The Decisions You Need to Make Now To Save $1 Million By Age 65

Financial Advisor David Bach has written a book titled “Smart Couples Finish Rich”.

By Robert Stitt

In this book, Bach makes a few bold claims. The one that is the most over-the-top is “Becoming rich is nothing more than a matter of committing and sticking to a systematic savings and investment plan.”

Bach then declares,”You don’t need to have money to make money.

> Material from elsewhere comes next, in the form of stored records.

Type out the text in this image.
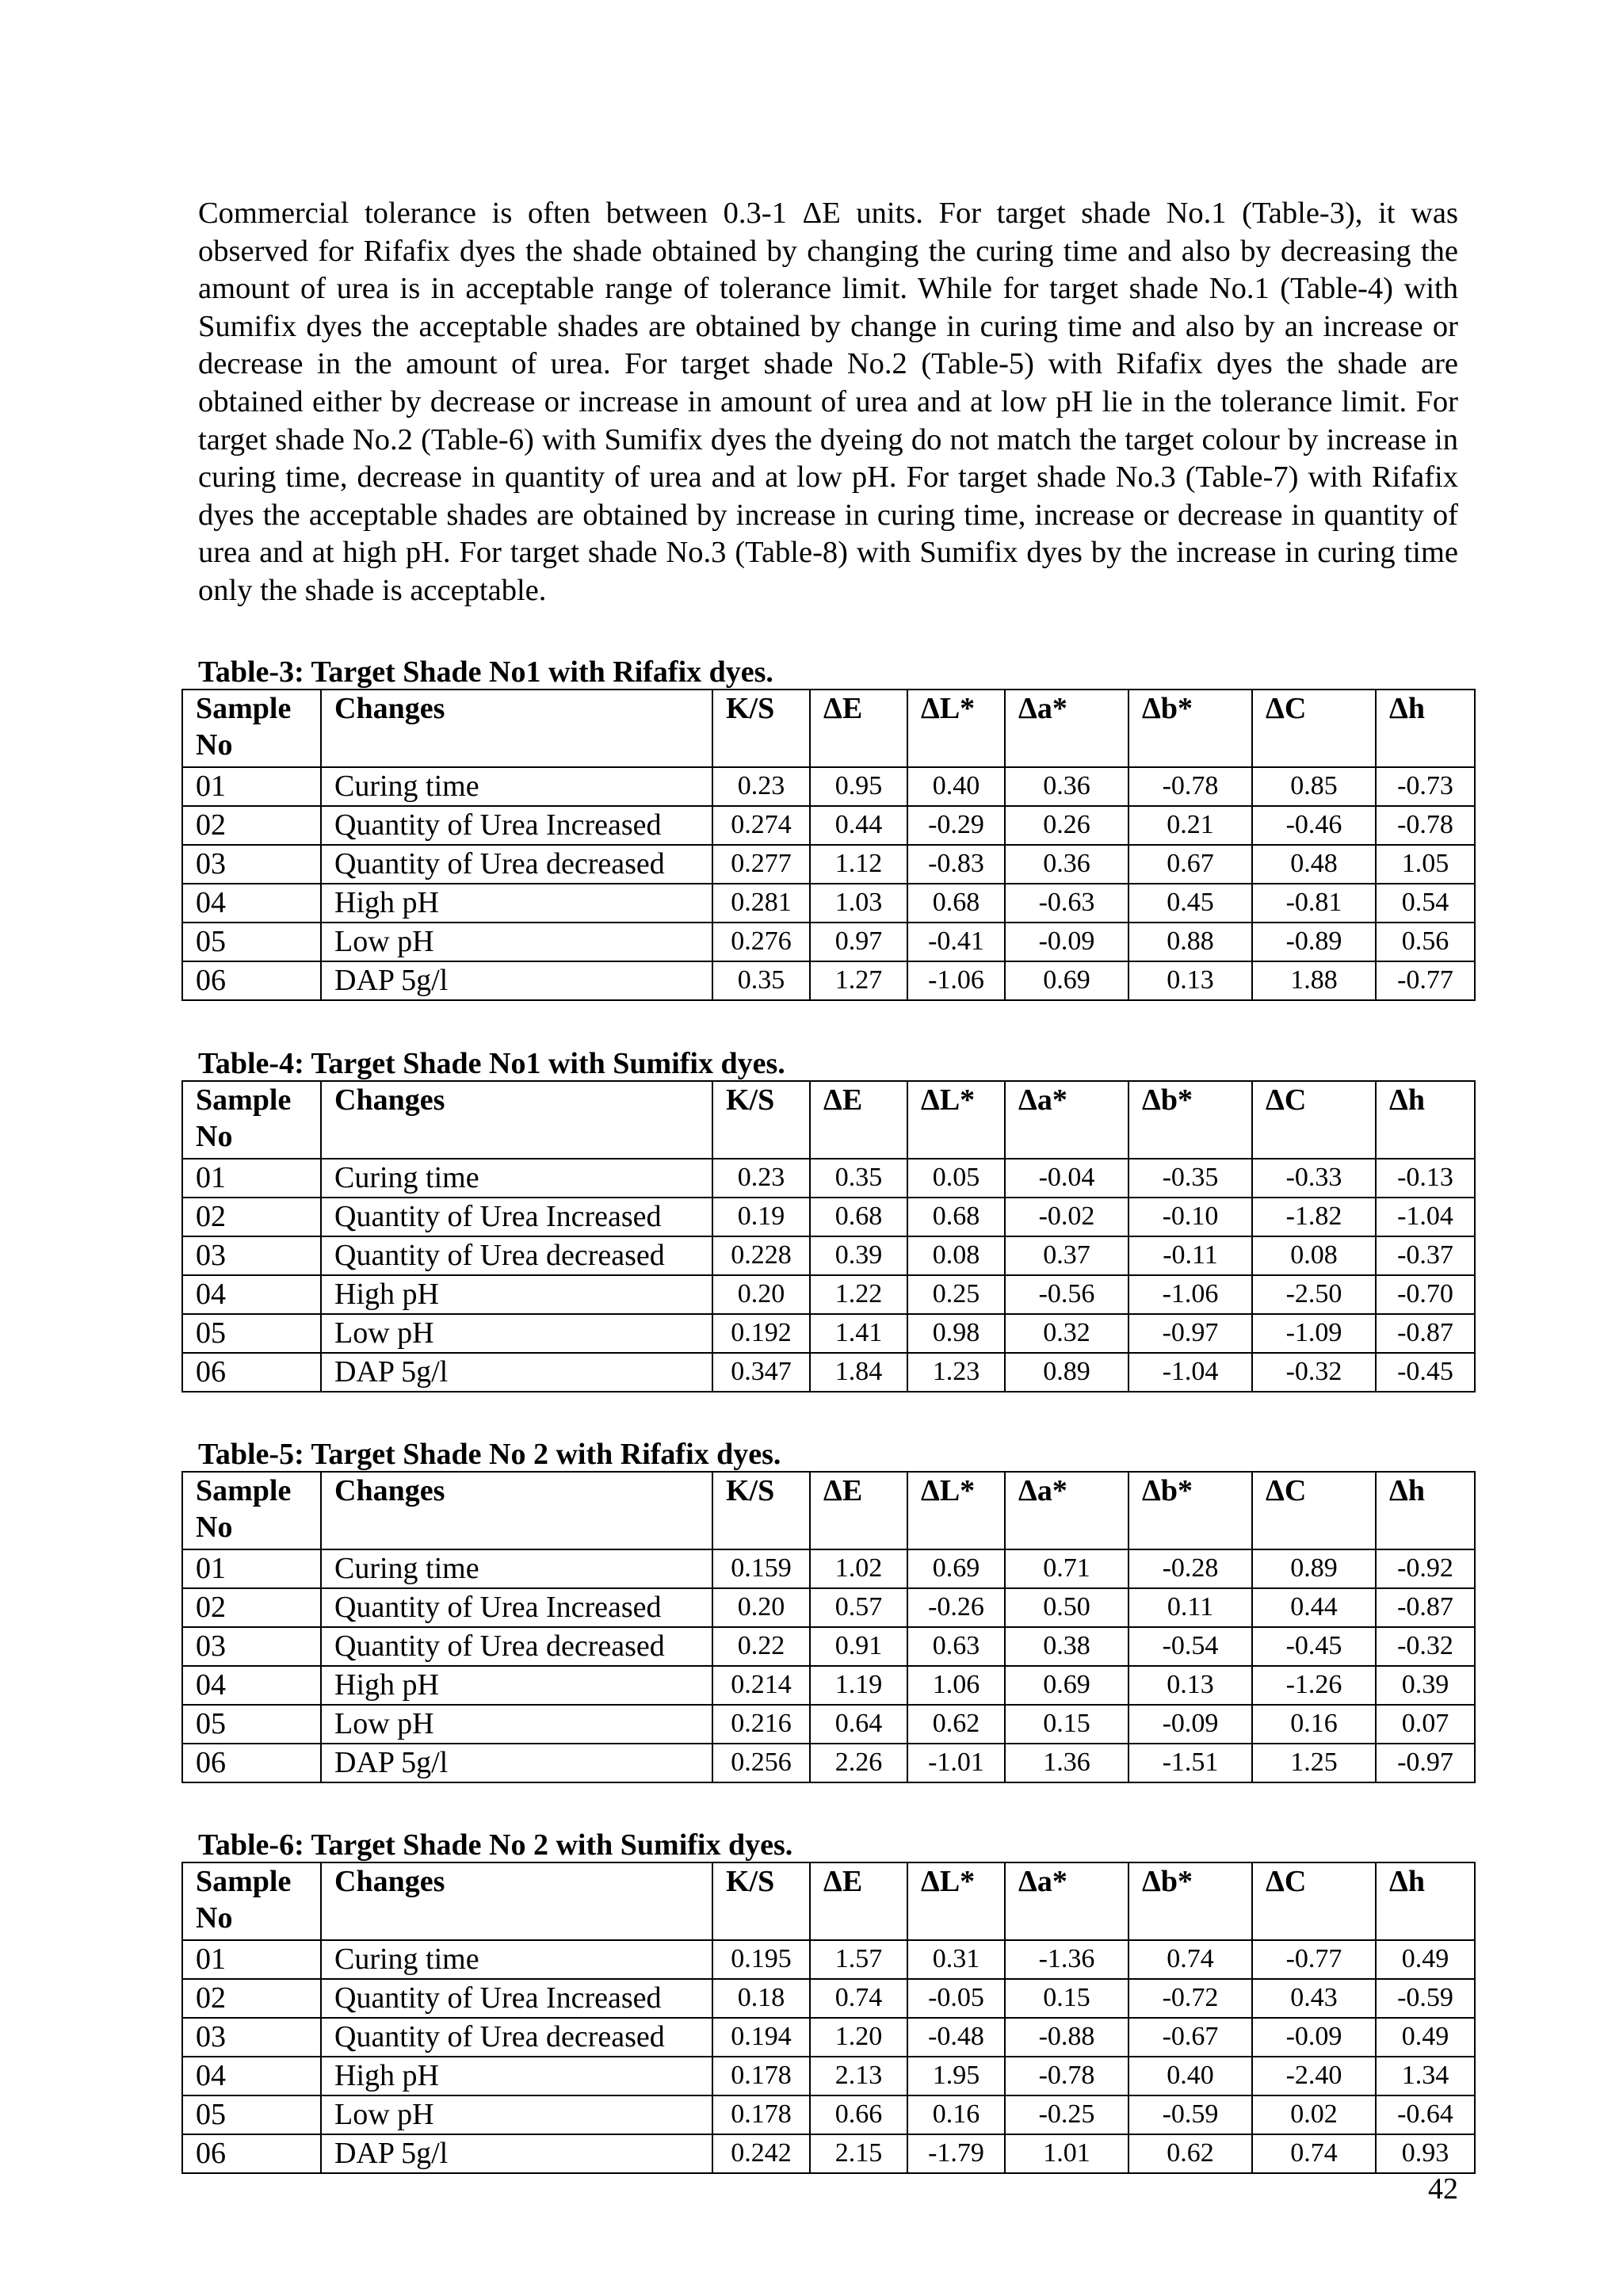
Commercial tolerance is often between 0.3-1 ΔE units. For target shade No.1 (Table-3), it was observed for Rifafix dyes the shade obtained by changing the curing time and also by decreasing the amount of urea is in acceptable range of tolerance limit. While for target shade No.1 (Table-4) with Sumifix dyes the acceptable shades are obtained by change in curing time and also by an increase or decrease in the amount of urea. For target shade No.2 (Table-5) with Rifafix dyes the shade are obtained either by decrease or increase in amount of urea and at low pH lie in the tolerance limit. For target shade No.2 (Table-6) with Sumifix dyes the dyeing do not match the target colour by increase in curing time, decrease in quantity of urea and at low pH. For target shade No.3 (Table-7) with Rifafix dyes the acceptable shades are obtained by increase in curing time, increase or decrease in quantity of urea and at high pH. For target shade No.3 (Table-8) with Sumifix dyes by the increase in curing time only the shade is acceptable.

Table-3: Target Shade No1 with Rifafix dyes.
Sample No	Changes	K/S	ΔE	ΔL*	Δa*	Δb*	ΔC	Δh
01	Curing time	0.23	0.95	0.40	0.36	-0.78	0.85	-0.73
02	Quantity of Urea Increased	0.274	0.44	-0.29	0.26	0.21	-0.46	-0.78
03	Quantity of Urea decreased	0.277	1.12	-0.83	0.36	0.67	0.48	1.05
04	High pH	0.281	1.03	0.68	-0.63	0.45	-0.81	0.54
05	Low pH	0.276	0.97	-0.41	-0.09	0.88	-0.89	0.56
06	DAP 5g/l	0.35	1.27	-1.06	0.69	0.13	1.88	-0.77
Table-4: Target Shade No1 with Sumifix dyes.
Sample No	Changes	K/S	ΔE	ΔL*	Δa*	Δb*	ΔC	Δh
01	Curing time	0.23	0.35	0.05	-0.04	-0.35	-0.33	-0.13
02	Quantity of Urea Increased	0.19	0.68	0.68	-0.02	-0.10	-1.82	-1.04
03	Quantity of Urea decreased	0.228	0.39	0.08	0.37	-0.11	0.08	-0.37
04	High pH	0.20	1.22	0.25	-0.56	-1.06	-2.50	-0.70
05	Low pH	0.192	1.41	0.98	0.32	-0.97	-1.09	-0.87
06	DAP 5g/l	0.347	1.84	1.23	0.89	-1.04	-0.32	-0.45
Table-5: Target Shade No 2 with Rifafix dyes.
Sample No	Changes	K/S	ΔE	ΔL*	Δa*	Δb*	ΔC	Δh
01	Curing time	0.159	1.02	0.69	0.71	-0.28	0.89	-0.92
02	Quantity of Urea Increased	0.20	0.57	-0.26	0.50	0.11	0.44	-0.87
03	Quantity of Urea decreased	0.22	0.91	0.63	0.38	-0.54	-0.45	-0.32
04	High pH	0.214	1.19	1.06	0.69	0.13	-1.26	0.39
05	Low pH	0.216	0.64	0.62	0.15	-0.09	0.16	0.07
06	DAP 5g/l	0.256	2.26	-1.01	1.36	-1.51	1.25	-0.97
Table-6: Target Shade No 2 with Sumifix dyes.
Sample No	Changes	K/S	ΔE	ΔL*	Δa*	Δb*	ΔC	Δh
01	Curing time	0.195	1.57	0.31	-1.36	0.74	-0.77	0.49
02	Quantity of Urea Increased	0.18	0.74	-0.05	0.15	-0.72	0.43	-0.59
03	Quantity of Urea decreased	0.194	1.20	-0.48	-0.88	-0.67	-0.09	0.49
04	High pH	0.178	2.13	1.95	-0.78	0.40	-2.40	1.34
05	Low pH	0.178	0.66	0.16	-0.25	-0.59	0.02	-0.64
06	DAP 5g/l	0.242	2.15	-1.79	1.01	0.62	0.74	0.93
42
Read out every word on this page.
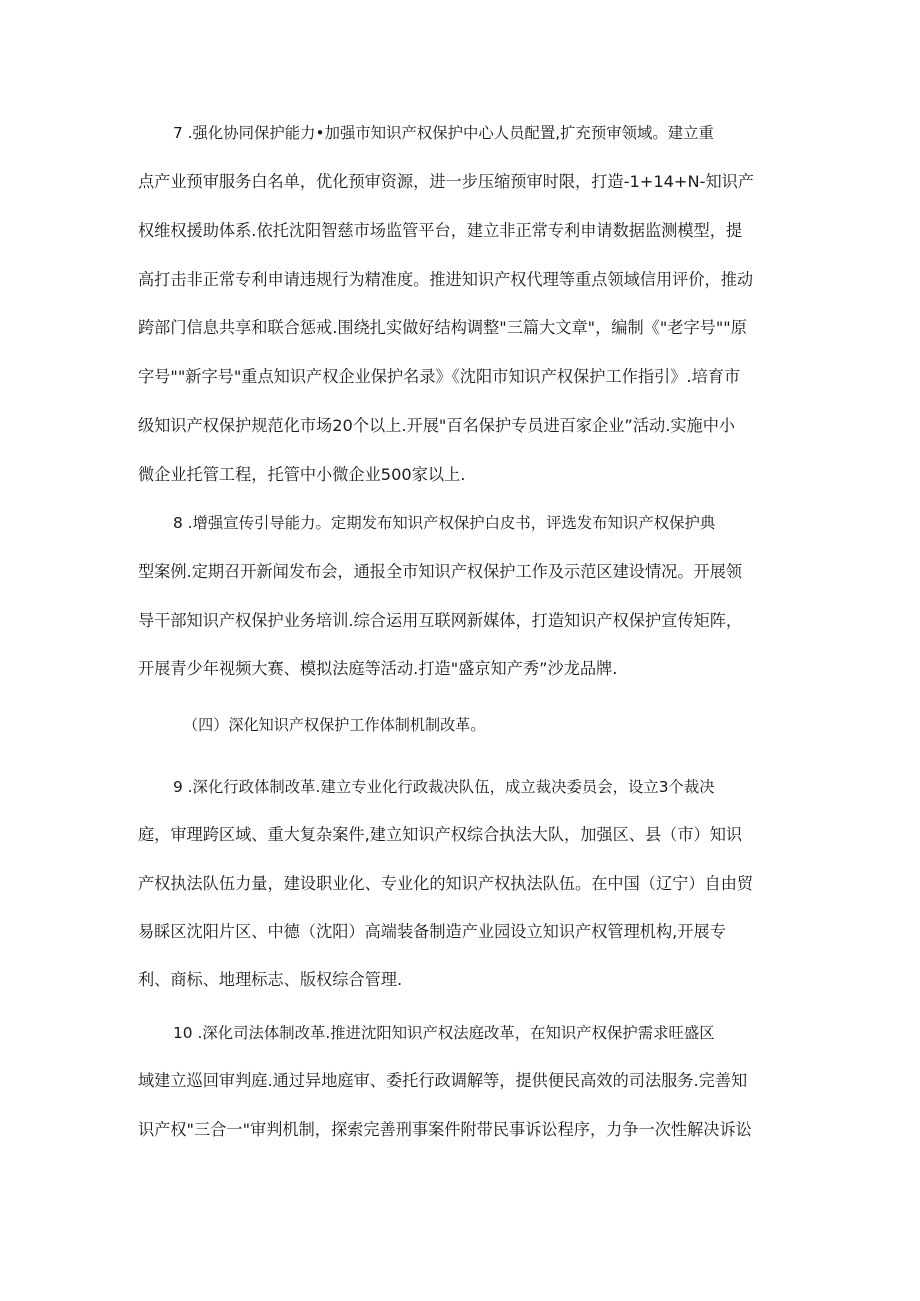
7 .强化协同保护能力•加强市知识产权保护中心人员配置,扩充预审领域。建立重
点产业预审服务白名单，优化预审资源，进一步压缩预审时限，打造-1+14+N-知识产
权维权援助体系.依托沈阳智慈市场监管平台，建立非正常专利申请数据监测模型，提
高打击非正常专利申请违规行为精准度。推进知识产权代理等重点领域信用评价，推动
跨部门信息共享和联合惩戒.围绕扎实做好结构调整"三篇大文章"，编制《"老字号""原
字号""新字号"重点知识产权企业保护名录》《沈阳市知识产权保护工作指引》.培育市
级知识产权保护规范化市场20个以上.开展"百名保护专员进百家企业”活动.实施中小
微企业托管工程，托管中小微企业500家以上.
8 .增强宣传引导能力。定期发布知识产权保护白皮书，评选发布知识产权保护典
型案例.定期召开新闻发布会，通报全市知识产权保护工作及示范区建设情况。开展领
导干部知识产权保护业务培训.综合运用互联网新媒体，打造知识产权保护宣传矩阵，
开展青少年视频大赛、模拟法庭等活动.打造"盛京知产秀”沙龙品牌.
（四）深化知识产权保护工作体制机制改革。
9 .深化行政体制改革.建立专业化行政裁决队伍，成立裁决委员会，设立3个裁决
庭，审理跨区域、重大复杂案件,建立知识产权综合执法大队，加强区、县（市）知识
产权执法队伍力量，建设职业化、专业化的知识产权执法队伍。在中国（辽宁）自由贸
易睬区沈阳片区、中德（沈阳）高端装备制造产业园设立知识产权管理机构,开展专
利、商标、地理标志、版权综合管理.
10 .深化司法体制改革.推进沈阳知识产权法庭改革，在知识产权保护需求旺盛区
域建立巡回审判庭.通过异地庭审、委托行政调解等，提供便民高效的司法服务.完善知
识产权"三合一"审判机制，探索完善刑事案件附带民事诉讼程序，力争一次性解决诉讼
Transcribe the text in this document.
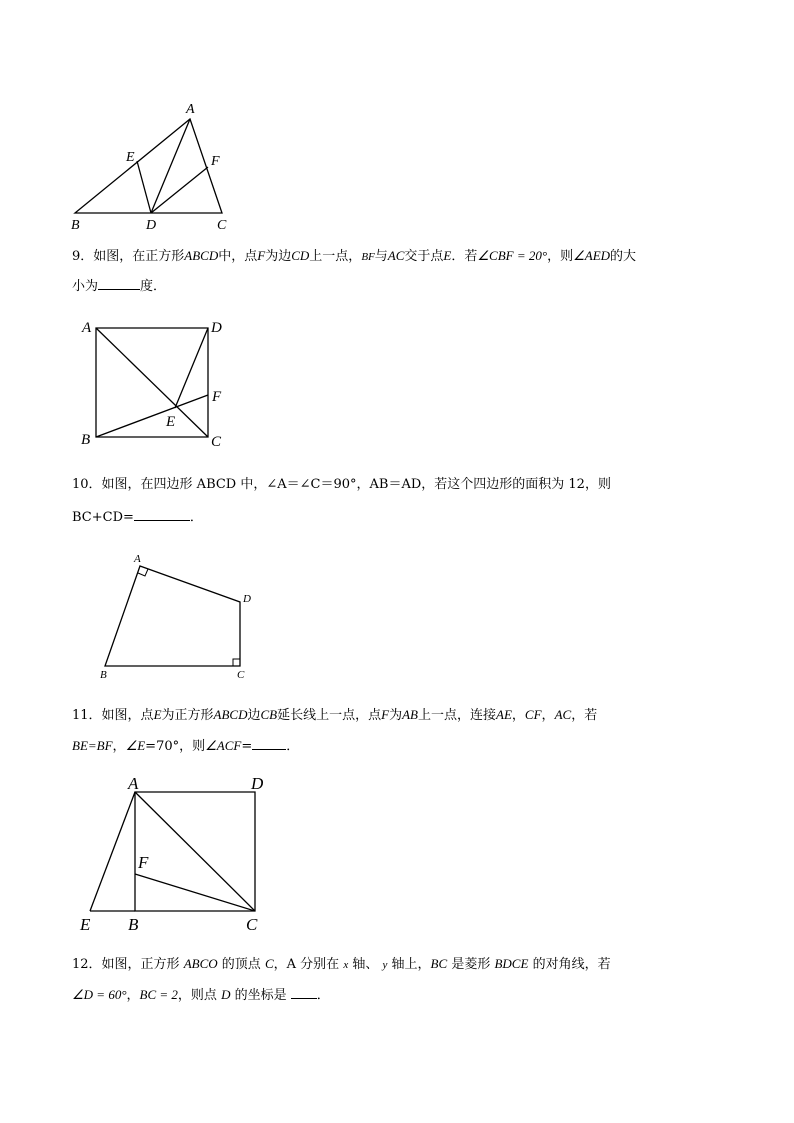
A
E	F
B	D	C
9．如图，在正方形ABCD中，点F为边CD上一点，BF与AC交于点E．若∠CBF = 20°，则∠AED的大
小为	度．
A	D
F
E
B	C
10．如图，在四边形 ABCD 中，∠A＝∠C＝90°，AB＝AD，若这个四边形的面积为 12，则
BC+CD=	．
A
D
B	C
11．如图，点E为正方形ABCD边CB延长线上一点，点F为AB上一点，连接AE，CF，AC，若
BE=BF，∠E=70°，则∠ACF=	．
A	D
F
E B	C
12．如图，正方形 ABCO 的顶点 C，A 分别在 x 轴、 y 轴上，BC 是菱形 BDCE 的对角线，若
∠D = 60°，BC = 2，则点 D 的坐标是 ．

You just need to make the right decisions — and act on them.”

There is no denying the math behind the “start early, invest early” philosophy; however, the theory does indeed require money.

Bach created a chart showing how much money you would have to invest each day, month, and year if you started investing at various ages and wanted to have $1 million saved by the time you turned 65. The chart shows the power of compounding and demonstrates that you have to invest less if you start earlier.

A few of the number from the chart are:

Starting Age, Savings Daily, Savings Monthly, Savings Annually:

20 $2 $61 $730

30 $6.35 $193 $2317

40 $20.55 $625 $7500

50 $73.49 $2,235 $26,824

The chart makes several assumptions:

  • You will have the money to invest every day, month, and year up until the age of 65.
  • You start with a $0 investment.
  • You will be able to earn a 12 percent annual return on your money every year.
  • Tax considerations are not factored in.
  • You don’t dip into your savings before you turn 65.

Bach suggests that you start by ensuring you are contributing to your 401K and a Roth IRA. He also suggests finding little items to eliminate in your life to make a big difference for your future, such as the daily $4 coffee.

On the positive side, Bach shows that it is possible and reasonable to retire as a millionaire under the right circumstances, and, even if you didn’t start early or ran into some trouble along the way, there is still an opportunity for you to recover. On the flip side, you are going to need some good savings habits and a way to pull off a 12 percent annual return, which isn’t always an easy task.